Background
Aluminium dross is a valuable resource that is often redirected to landfill as there are no real viable solutions for the utilisation of this industrial waste. A study has been conducted to provide a recycling process where the dross is reacted with an alkaline solution in order to generate hydrogen with bayerite and gibbsite products.

Methods
Samples of aluminium dross were obtained from two sources: aluminium dross obtained from an aluminium recycling facility, recycled dross (RD) in Qatar and aluminous dross samples which were to be directed to landfill, landfill dross (LD), also in Qatar. Quantities of each sample were weighed in amounts that would contain equal amounts of aluminium reacting with an aqueous NaOH solution to generate hydrogen. The generated hydrogen has been analysed and compared with that reported in the literature.

Results
Certainly, the lower purity sample LD was treated at a lower standard than the recycled dross. The LD and RD samples generated 0.15 and 0.5 g/l Al, respectively, with the landfilled dross achieving a maximum flow rate of 0.8 l/min compared to an RD which generated hydrogen at 2 l/min.
The results proved that both forms of aluminium dross possess the potential to provide an acceptable volume of hydrogen at relatively consistent flow rates.
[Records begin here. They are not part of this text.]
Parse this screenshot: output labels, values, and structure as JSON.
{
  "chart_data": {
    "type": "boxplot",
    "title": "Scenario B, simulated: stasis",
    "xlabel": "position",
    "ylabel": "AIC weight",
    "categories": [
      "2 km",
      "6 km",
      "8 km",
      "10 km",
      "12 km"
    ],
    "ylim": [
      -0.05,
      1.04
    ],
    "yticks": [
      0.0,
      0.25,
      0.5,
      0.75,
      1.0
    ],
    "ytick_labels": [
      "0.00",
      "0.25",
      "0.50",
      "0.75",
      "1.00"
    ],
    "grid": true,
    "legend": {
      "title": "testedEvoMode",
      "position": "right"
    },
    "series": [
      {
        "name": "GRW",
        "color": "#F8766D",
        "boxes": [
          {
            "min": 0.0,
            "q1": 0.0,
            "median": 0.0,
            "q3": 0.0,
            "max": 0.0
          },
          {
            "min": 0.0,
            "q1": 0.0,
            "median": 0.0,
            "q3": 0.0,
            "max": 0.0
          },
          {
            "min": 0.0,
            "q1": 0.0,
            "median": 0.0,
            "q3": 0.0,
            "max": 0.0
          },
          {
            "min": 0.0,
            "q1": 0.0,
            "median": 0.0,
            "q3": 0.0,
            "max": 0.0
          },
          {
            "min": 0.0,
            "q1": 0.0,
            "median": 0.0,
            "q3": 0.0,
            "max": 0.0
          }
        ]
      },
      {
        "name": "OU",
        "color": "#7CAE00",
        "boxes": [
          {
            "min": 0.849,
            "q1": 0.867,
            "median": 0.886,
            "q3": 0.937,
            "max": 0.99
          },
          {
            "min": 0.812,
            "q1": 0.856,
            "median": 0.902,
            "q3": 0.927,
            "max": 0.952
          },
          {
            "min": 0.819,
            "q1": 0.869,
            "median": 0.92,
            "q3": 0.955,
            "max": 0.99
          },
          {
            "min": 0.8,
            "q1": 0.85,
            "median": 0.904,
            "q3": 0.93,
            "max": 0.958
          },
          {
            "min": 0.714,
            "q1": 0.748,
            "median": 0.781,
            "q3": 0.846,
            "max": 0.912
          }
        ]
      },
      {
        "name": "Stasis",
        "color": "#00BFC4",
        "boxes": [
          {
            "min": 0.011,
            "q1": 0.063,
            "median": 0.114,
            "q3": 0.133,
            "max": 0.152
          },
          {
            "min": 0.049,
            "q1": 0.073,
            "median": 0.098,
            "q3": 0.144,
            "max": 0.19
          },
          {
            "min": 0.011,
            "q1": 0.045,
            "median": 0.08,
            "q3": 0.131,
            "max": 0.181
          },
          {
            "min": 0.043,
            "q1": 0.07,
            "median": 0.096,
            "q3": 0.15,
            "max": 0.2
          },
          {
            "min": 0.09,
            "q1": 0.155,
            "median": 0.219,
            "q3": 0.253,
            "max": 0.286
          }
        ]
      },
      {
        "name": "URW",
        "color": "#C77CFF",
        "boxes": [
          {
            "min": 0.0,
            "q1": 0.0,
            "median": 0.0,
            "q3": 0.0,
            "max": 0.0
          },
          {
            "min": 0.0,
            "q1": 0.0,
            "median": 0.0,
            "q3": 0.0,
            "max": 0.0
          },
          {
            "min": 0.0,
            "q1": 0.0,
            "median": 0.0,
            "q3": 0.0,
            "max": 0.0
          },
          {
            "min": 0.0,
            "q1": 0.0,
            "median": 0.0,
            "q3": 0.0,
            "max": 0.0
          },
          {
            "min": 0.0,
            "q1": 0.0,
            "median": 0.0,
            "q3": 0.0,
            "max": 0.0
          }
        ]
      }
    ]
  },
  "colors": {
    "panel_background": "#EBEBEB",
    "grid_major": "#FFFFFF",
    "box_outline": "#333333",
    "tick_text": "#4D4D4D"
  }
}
The RD sample provided higher flow rates, and the LD sample generated hydrogen at a lower but consistent flow rate for a longer period and at a volume rather close to that of the RD sample. XRD analysis of the resulting product also yielded promising results with the formation of bayerite and gibbsite, which would provide additional side products of market value; if this process will be conducted on a larger scale.

Conclusions
This study has shown very promising results, with both dross samples allowing for an acceptable production of hydrogen. It has shown that the utilisation of dross can be a potentially economically viable process for a product that provides clean, renewable energy and residual aluminous products of a real market value.